Generally, most people think of the United States as a single mass of land. Of course there are a plethora of lakes, rivers, and mountains separating the various states; however, despite these divides, we see this portion of North America as a land united. Yet, this isn't entirely accurate.
In the Tenton Wilderness of Wyoming there is a creek that disrupts the united vision of the United States by dividing the country in two. That's correct: the US is divided into two parts by a single water line. This means that, if I fish wanted to swim from the Atlantic Ocean to the Pacific, it would be able to do so (theoretically, of course, it would probably get eaten by a bear mid trip).
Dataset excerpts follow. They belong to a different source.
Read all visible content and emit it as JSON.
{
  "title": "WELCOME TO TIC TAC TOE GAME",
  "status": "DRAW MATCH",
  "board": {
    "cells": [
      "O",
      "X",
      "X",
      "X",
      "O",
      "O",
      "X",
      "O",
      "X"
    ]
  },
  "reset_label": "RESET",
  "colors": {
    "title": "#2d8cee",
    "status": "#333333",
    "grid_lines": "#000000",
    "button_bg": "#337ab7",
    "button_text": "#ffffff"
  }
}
Ultimately, at a specific dividing point, a drop of rain has a 50/50 chance of landing and flowing out to the Pacific or down to the Gulf of Mexico, which connects to the Atlantic Ocean.
The dividing point is called the "Parting of the Waters Natural Landmark." Here, the Two Ocean Creek flows down from a plateau in the North until it reaches a point called "Two Ocean Pass" (pictured below). At this pass, the creek splits in two, forming what it known as the Atlantic Creek and Pacific Creek.
If you stand in the center of this divide, one foot will be linked to the Pacific ocean and one foot will be linked to the Atlantic. It's kind of neat to think about, and somewhat akin to standing on either side of the prime meridian (which divides the Eastern and Western portions of the globe). In the Eastern portion of the creek, the water follows the Atlantic Creek and flows for more than 3,480 miles (5,610 km) to the Atlantic Ocean (via the Yellowstone, Missouri, and Mississippi Rivers.) To the West, the water leads to the Pacific Ocean after some 1,35 miles (2,170 km). The Pacific Creek travels via the Snake and Columbia Rivers.
Of course, it should be noted that North America is not actually divided. At least, not geologically speaking. Still, I think that the Parting of the Waters is a good reminder that things are often far more complex than they initially seem.